In January, Benjamin, 26, launched an online campaign to find the man who helped him that day, whom he dubbed "Mike." The hashtag #findmike went viral, helping Benjamin track down the man in only two weeks. He since has become good friends with the Good Samaritan from that day, Neil Laybourn, a personal fitness trainer from Surrey, England.
Now a mental health campaigner, Benjamin has now produced a 44-minute YouTube documentary, "Finding Mike," that he hopes will educate others about the high suicide rates and what they can do to help those in need. An average of 3,000 people a day commit suicide around the world, and it's the biggest killer of men under 50 in the United Kingdom, according to Benjamin.
"We want to show people that you can overcome any difficulties in life,'' Benjamin told TODAY.com.

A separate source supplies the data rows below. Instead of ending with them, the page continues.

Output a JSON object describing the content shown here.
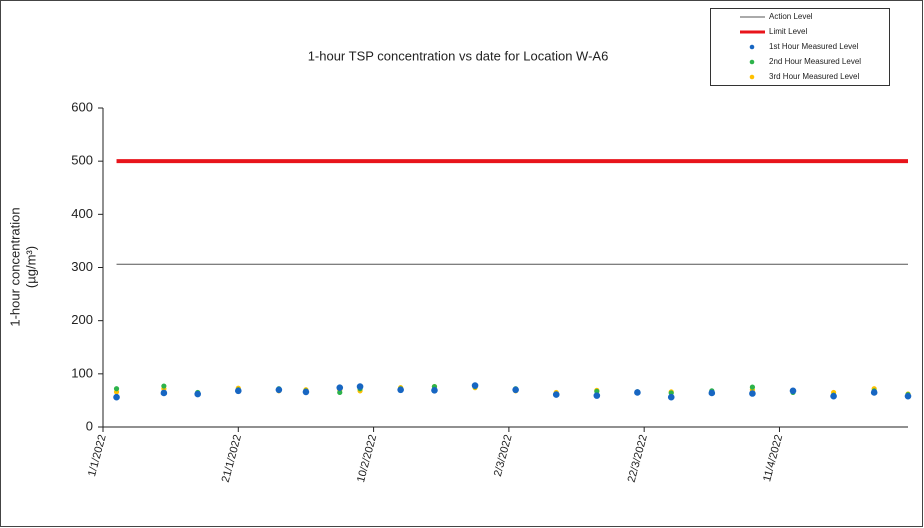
{
  "chart_data": {
    "type": "scatter",
    "title": "1-hour TSP concentration vs date for Location  W-A6",
    "y_label": [
      "1-hour concentration",
      "(µg/m³)"
    ],
    "xlim": [
      "2022-01-01",
      "2022-04-30"
    ],
    "xticks": [
      {
        "value": "2022-01-01",
        "label": "1/1/2022"
      },
      {
        "value": "2022-01-21",
        "label": "21/1/2022"
      },
      {
        "value": "2022-02-10",
        "label": "10/2/2022"
      },
      {
        "value": "2022-03-02",
        "label": "2/3/2022"
      },
      {
        "value": "2022-03-22",
        "label": "22/3/2022"
      },
      {
        "value": "2022-04-11",
        "label": "11/4/2022"
      }
    ],
    "ylim": [
      0,
      600
    ],
    "yticks": [
      0,
      100,
      200,
      300,
      400,
      500,
      600
    ],
    "legend": "top-right",
    "series": [
      {
        "name": "Action Level",
        "color": "#555555",
        "style": "line",
        "x": [
          "2022-01-03",
          "2022-04-30"
        ],
        "values": [
          306,
          306
        ]
      },
      {
        "name": "Limit Level",
        "color": "#e8141b",
        "style": "line",
        "x": [
          "2022-01-03",
          "2022-04-30"
        ],
        "values": [
          500,
          500
        ]
      },
      {
        "name": "1st Hour Measured Level",
        "color": "#1766c2",
        "style": "marker",
        "x": [
          "2022-01-03",
          "2022-01-10",
          "2022-01-15",
          "2022-01-21",
          "2022-01-27",
          "2022-01-31",
          "2022-02-05",
          "2022-02-08",
          "2022-02-14",
          "2022-02-19",
          "2022-02-25",
          "2022-03-03",
          "2022-03-09",
          "2022-03-15",
          "2022-03-21",
          "2022-03-26",
          "2022-04-01",
          "2022-04-07",
          "2022-04-13",
          "2022-04-19",
          "2022-04-25",
          "2022-04-30"
        ],
        "values": [
          56,
          64,
          62,
          68,
          70,
          66,
          74,
          76,
          70,
          69,
          78,
          70,
          61,
          59,
          65,
          56,
          64,
          63,
          68,
          58,
          65,
          58
        ]
      },
      {
        "name": "2nd Hour Measured Level",
        "color": "#2db34a",
        "style": "marker",
        "x": [
          "2022-01-03",
          "2022-01-10",
          "2022-01-15",
          "2022-01-21",
          "2022-01-27",
          "2022-01-31",
          "2022-02-05",
          "2022-02-08",
          "2022-02-14",
          "2022-02-19",
          "2022-02-25",
          "2022-03-03",
          "2022-03-09",
          "2022-03-15",
          "2022-03-21",
          "2022-03-26",
          "2022-04-01",
          "2022-04-07",
          "2022-04-13",
          "2022-04-19",
          "2022-04-25",
          "2022-04-30"
        ],
        "values": [
          72,
          77,
          65,
          70,
          72,
          68,
          65,
          72,
          72,
          76,
          76,
          72,
          62,
          67,
          66,
          64,
          68,
          75,
          65,
          60,
          68,
          61
        ]
      },
      {
        "name": "3rd Hour Measured Level",
        "color": "#ffc000",
        "style": "marker",
        "x": [
          "2022-01-03",
          "2022-01-10",
          "2022-01-15",
          "2022-01-21",
          "2022-01-27",
          "2022-01-31",
          "2022-02-05",
          "2022-02-08",
          "2022-02-14",
          "2022-02-19",
          "2022-02-25",
          "2022-03-03",
          "2022-03-09",
          "2022-03-15",
          "2022-03-21",
          "2022-03-26",
          "2022-04-01",
          "2022-04-07",
          "2022-04-13",
          "2022-04-19",
          "2022-04-25",
          "2022-04-30"
        ],
        "values": [
          66,
          72,
          62,
          73,
          68,
          70,
          70,
          68,
          74,
          76,
          74,
          68,
          65,
          69,
          66,
          66,
          65,
          70,
          68,
          65,
          72,
          62
        ]
      }
    ]
  }
}
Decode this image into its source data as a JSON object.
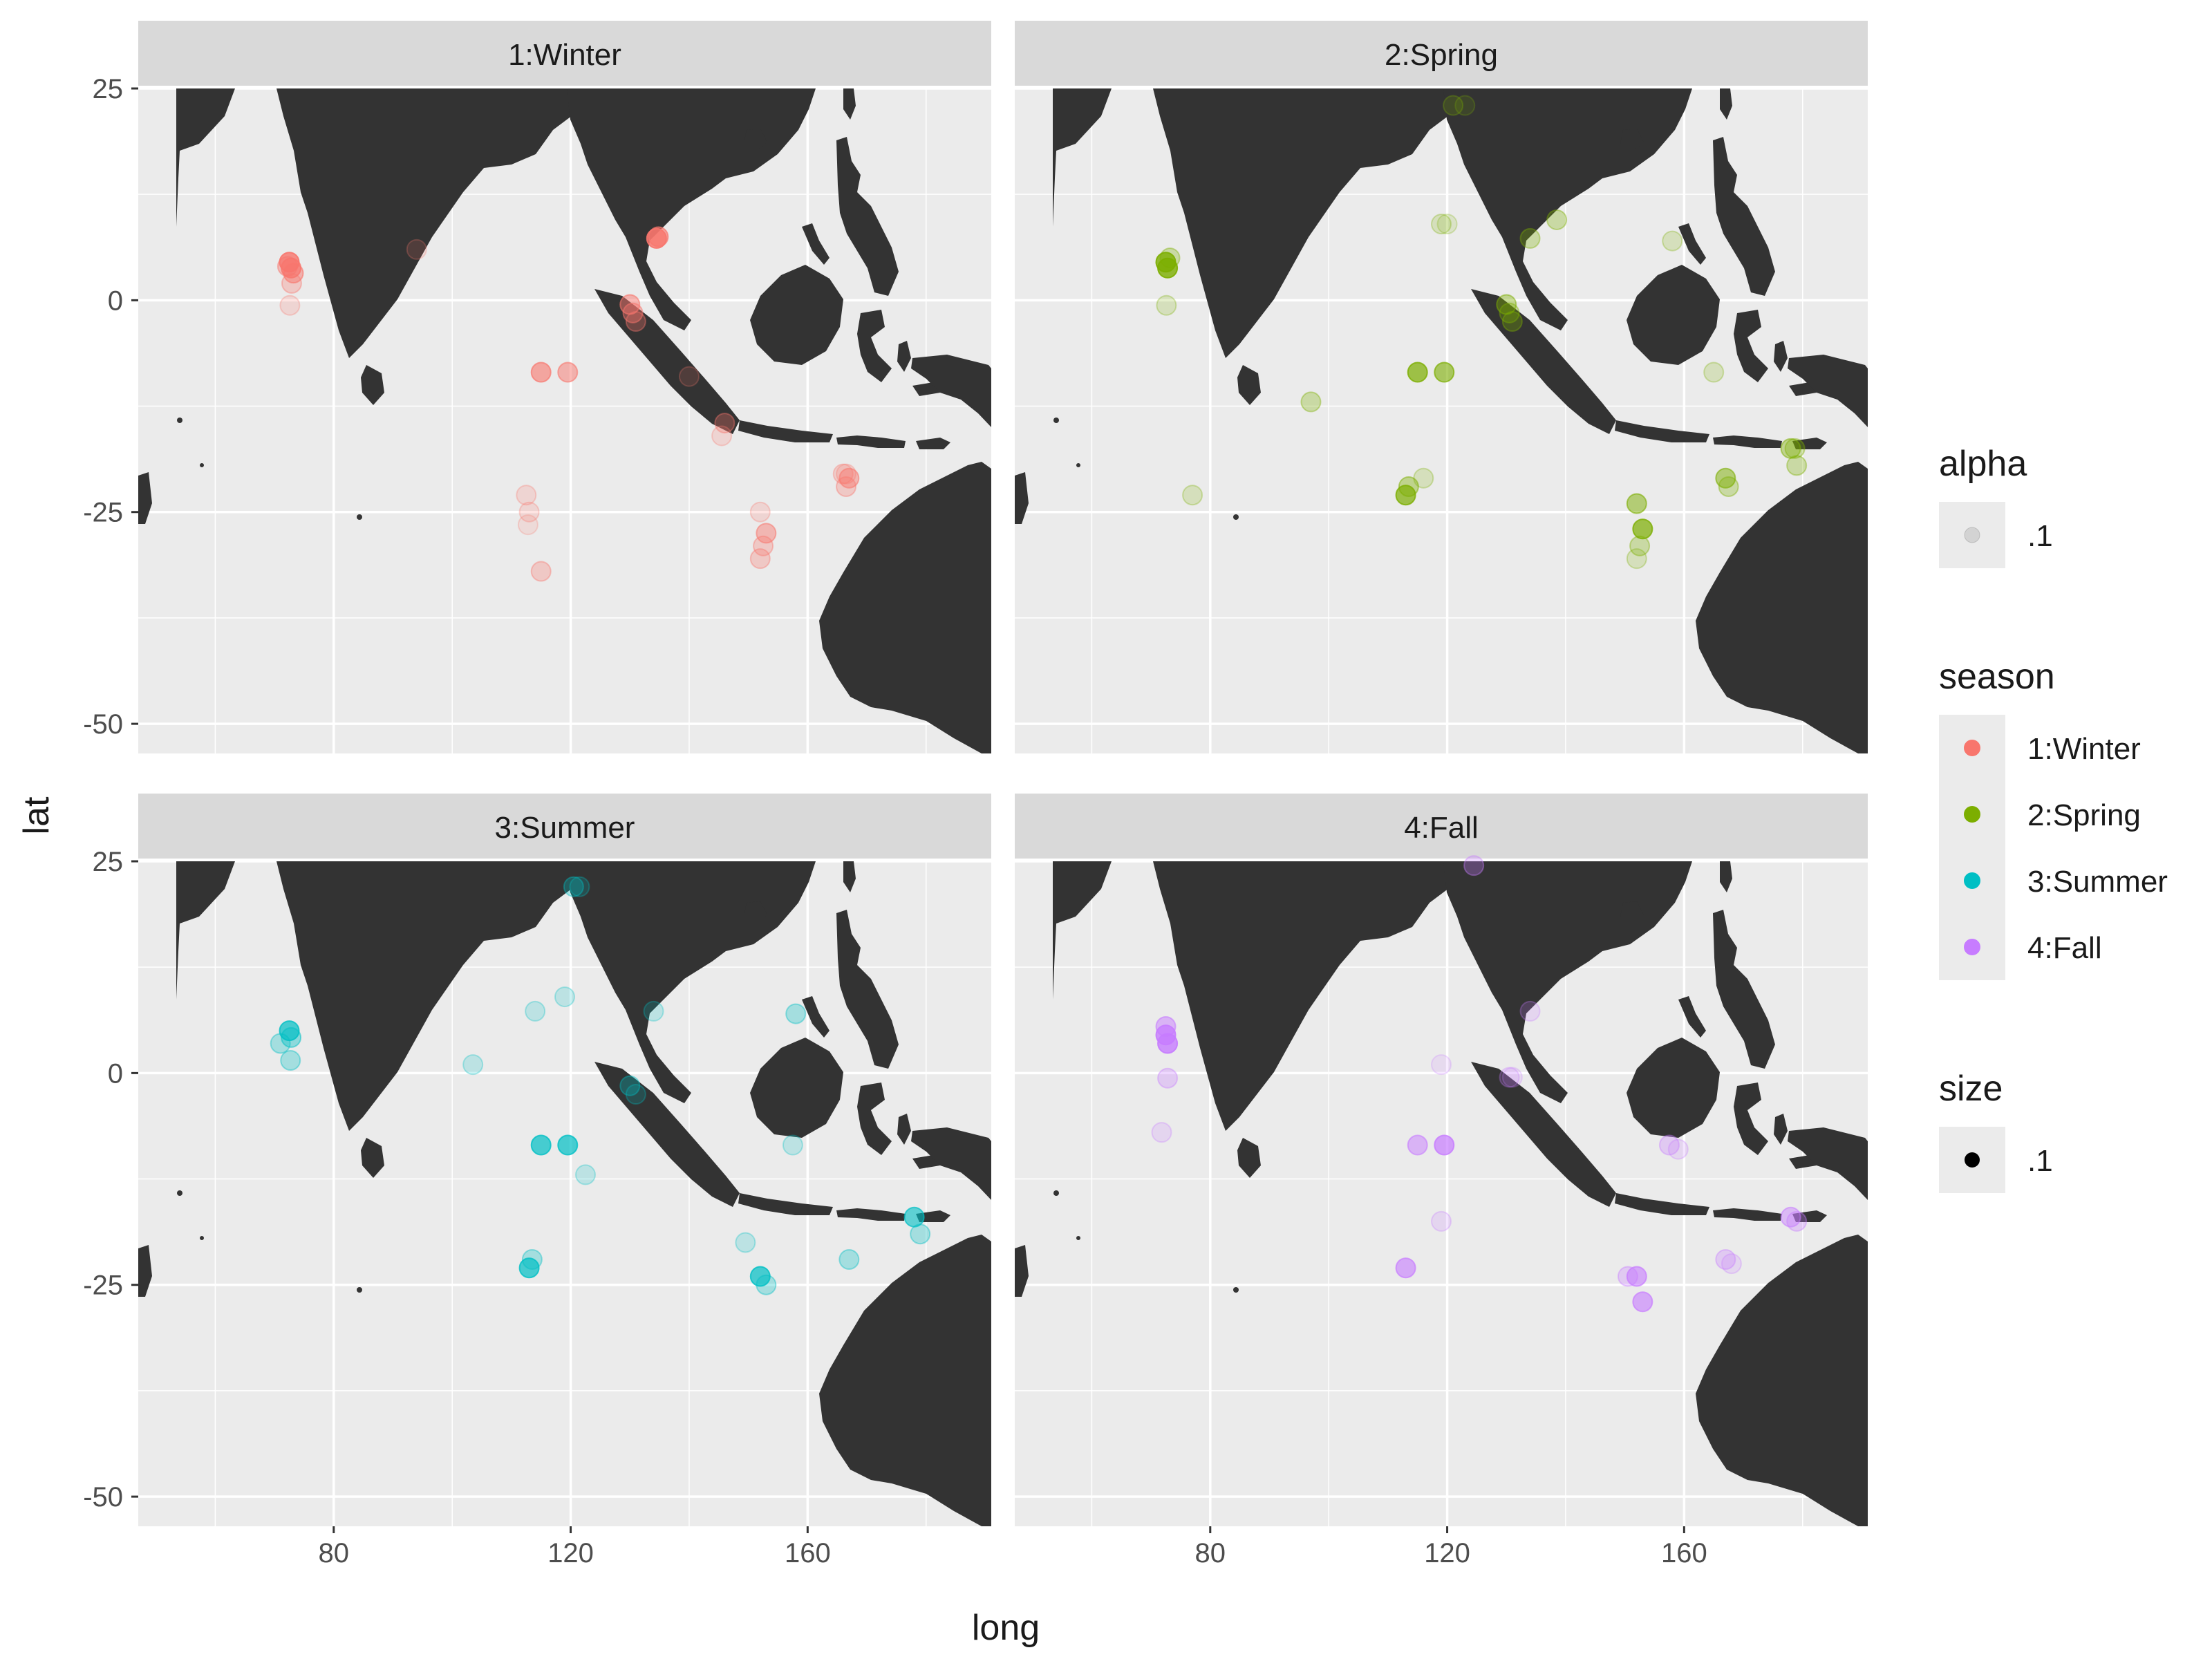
{
  "colors": {
    "panel_bg": "#ebebeb",
    "strip_bg": "#d9d9d9",
    "grid": "#ffffff",
    "land": "#333333",
    "text": "#1a1a1a",
    "tick_text": "#4d4d4d",
    "legend_key_bg": "#ebebeb"
  },
  "chart_data": {
    "type": "scatter",
    "facet_by": "season",
    "xlabel": "long",
    "ylabel": "lat",
    "xlim": [
      47,
      191
    ],
    "ylim": [
      -53.5,
      25
    ],
    "x_ticks": [
      80,
      120,
      160
    ],
    "x_tick_labels": [
      "80",
      "120",
      "160"
    ],
    "y_ticks": [
      25,
      0,
      -25,
      -50
    ],
    "y_tick_labels": [
      "25",
      "0",
      "-25",
      "-50"
    ],
    "grid": true,
    "legend_position": "right",
    "panels": [
      {
        "label": "1:Winter",
        "color": "#f8766d",
        "points": [
          [
            72.5,
            4.5,
            0.8
          ],
          [
            72.8,
            3.8,
            0.7
          ],
          [
            73.2,
            3.2,
            0.5
          ],
          [
            72.9,
            2.0,
            0.3
          ],
          [
            72.6,
            -0.6,
            0.2
          ],
          [
            72.2,
            4.0,
            0.4
          ],
          [
            94,
            6,
            0.15
          ],
          [
            115,
            -8.5,
            0.6
          ],
          [
            119.5,
            -8.5,
            0.5
          ],
          [
            130,
            -0.5,
            0.5
          ],
          [
            130.5,
            -1.5,
            0.4
          ],
          [
            131,
            -2.5,
            0.3
          ],
          [
            134.5,
            7.3,
            0.8
          ],
          [
            134.8,
            7.5,
            0.6
          ],
          [
            140,
            -9,
            0.15
          ],
          [
            146,
            -14.5,
            0.3
          ],
          [
            145.5,
            -16,
            0.2
          ],
          [
            112.5,
            -23,
            0.2
          ],
          [
            113,
            -25,
            0.2
          ],
          [
            112.8,
            -26.5,
            0.15
          ],
          [
            115,
            -32,
            0.3
          ],
          [
            152,
            -25,
            0.2
          ],
          [
            153,
            -27.5,
            0.45
          ],
          [
            152.5,
            -29,
            0.3
          ],
          [
            152,
            -30.5,
            0.3
          ],
          [
            167,
            -21,
            0.45
          ],
          [
            166.5,
            -22,
            0.3
          ],
          [
            166,
            -20.5,
            0.25
          ],
          [
            166.5,
            -20.5,
            0.2
          ]
        ]
      },
      {
        "label": "2:Spring",
        "color": "#7cae00",
        "points": [
          [
            72.5,
            4.5,
            0.8
          ],
          [
            72.8,
            3.8,
            0.8
          ],
          [
            73.2,
            5.0,
            0.3
          ],
          [
            72.6,
            -0.6,
            0.2
          ],
          [
            97,
            -12,
            0.3
          ],
          [
            77,
            -23,
            0.2
          ],
          [
            115,
            -8.5,
            0.7
          ],
          [
            119.5,
            -8.5,
            0.6
          ],
          [
            113,
            -23,
            0.7
          ],
          [
            113.5,
            -22,
            0.4
          ],
          [
            116,
            -21,
            0.2
          ],
          [
            119,
            9,
            0.2
          ],
          [
            120,
            9,
            0.15
          ],
          [
            134,
            7.3,
            0.3
          ],
          [
            138.5,
            9.5,
            0.3
          ],
          [
            158,
            7,
            0.2
          ],
          [
            130,
            -0.5,
            0.4
          ],
          [
            130.5,
            -1.5,
            0.3
          ],
          [
            131,
            -2.5,
            0.3
          ],
          [
            152,
            -24,
            0.5
          ],
          [
            153,
            -27,
            0.7
          ],
          [
            152.5,
            -29,
            0.3
          ],
          [
            152,
            -30.5,
            0.2
          ],
          [
            167,
            -21,
            0.5
          ],
          [
            167.5,
            -22,
            0.3
          ],
          [
            178,
            -17.5,
            0.4
          ],
          [
            179,
            -19.5,
            0.3
          ],
          [
            178.7,
            -17.5,
            0.3
          ],
          [
            165,
            -8.5,
            0.2
          ],
          [
            121,
            23,
            0.2
          ],
          [
            123,
            23,
            0.15
          ]
        ]
      },
      {
        "label": "3:Summer",
        "color": "#00bfc4",
        "points": [
          [
            72.5,
            5.0,
            0.7
          ],
          [
            72.8,
            4.2,
            0.4
          ],
          [
            71,
            3.5,
            0.3
          ],
          [
            72.7,
            1.5,
            0.3
          ],
          [
            103.5,
            1,
            0.2
          ],
          [
            114,
            7.3,
            0.2
          ],
          [
            119,
            9,
            0.2
          ],
          [
            115,
            -8.5,
            0.7
          ],
          [
            119.5,
            -8.5,
            0.7
          ],
          [
            113,
            -23,
            0.7
          ],
          [
            113.5,
            -22,
            0.3
          ],
          [
            122.5,
            -12,
            0.2
          ],
          [
            130,
            -1.5,
            0.3
          ],
          [
            131,
            -2.5,
            0.2
          ],
          [
            134,
            7.3,
            0.2
          ],
          [
            158,
            7,
            0.3
          ],
          [
            157.5,
            -8.5,
            0.2
          ],
          [
            120.5,
            22,
            0.3
          ],
          [
            121.5,
            22,
            0.2
          ],
          [
            152,
            -24,
            0.7
          ],
          [
            153,
            -25,
            0.3
          ],
          [
            149.5,
            -20,
            0.2
          ],
          [
            167,
            -22,
            0.3
          ],
          [
            178,
            -17,
            0.6
          ],
          [
            179,
            -19,
            0.3
          ]
        ]
      },
      {
        "label": "4:Fall",
        "color": "#c77cff",
        "points": [
          [
            72.5,
            4.5,
            0.8
          ],
          [
            72.8,
            3.5,
            0.8
          ],
          [
            72.5,
            5.5,
            0.5
          ],
          [
            72.8,
            -0.6,
            0.3
          ],
          [
            71.8,
            -7,
            0.2
          ],
          [
            115,
            -8.5,
            0.5
          ],
          [
            119.5,
            -8.5,
            0.7
          ],
          [
            113,
            -23,
            0.6
          ],
          [
            119,
            -17.5,
            0.2
          ],
          [
            124.5,
            24.5,
            0.3
          ],
          [
            134,
            7.3,
            0.2
          ],
          [
            130.5,
            -0.5,
            0.2
          ],
          [
            131,
            -0.5,
            0.15
          ],
          [
            152,
            -24,
            0.6
          ],
          [
            153,
            -27,
            0.6
          ],
          [
            150.5,
            -24,
            0.3
          ],
          [
            157.5,
            -8.5,
            0.3
          ],
          [
            159,
            -9,
            0.2
          ],
          [
            167,
            -22,
            0.3
          ],
          [
            168,
            -22.5,
            0.2
          ],
          [
            178,
            -17,
            0.45
          ],
          [
            179,
            -17.5,
            0.3
          ],
          [
            119,
            1,
            0.15
          ]
        ]
      }
    ],
    "legend": {
      "alpha": {
        "title": "alpha",
        "label": ".1"
      },
      "season": {
        "title": "season",
        "items": [
          {
            "label": "1:Winter",
            "color": "#f8766d"
          },
          {
            "label": "2:Spring",
            "color": "#7cae00"
          },
          {
            "label": "3:Summer",
            "color": "#00bfc4"
          },
          {
            "label": "4:Fall",
            "color": "#c77cff"
          }
        ]
      },
      "size": {
        "title": "size",
        "label": ".1"
      }
    }
  }
}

Making the documentary meant Benjamin had to revisit the struggles of 2008, when he was 20 years old. He had been diagnosed with a combination of schizophrenia and depression known as schizoaffective disorder when he nearly took his own life.
"I have to go back over many difficult and challenging things from the past, which is hard,'' Benjamin said. "(Making the documentary) was quite therapeutic in a way to go over it again, and the response has been amazing."
The campaign surrounding the film has already had a tangible effect.
"We did a radio show in London the day before the film launched, and someone emailed in to that show saying, 'You guys stopped me from killing myself,''' Benjamin said. "It's having quite an impact, and it has helped me pay it forward."
That day on the bridge in 2008, Laybourn brought Benjamin to a coffeehouse and talked to him for 25 minutes.
"The littlest thing could change someone's day or their life,'' Benjamin said. "You just never know."
Benjamin also gave some advice on how to help someone struggling with depression or suicidal thoughts.
- Remind them that they're not alone. "Tell them that it's common, and it's quite human to have those occurrences,'' Benjamin said. "You can really be hard on yourself and beat yourself up going through these things, but it happens to a lot of us."
- Have them reach out. "Talk to someone about whatever you're going through, whether it's a family member or friend or a doctor."
- Have them write down their thoughts. "Keep a journal and write everything down, because sometimes it's easier to write down these things rather than to vocalize them. It's just important to get it out, really."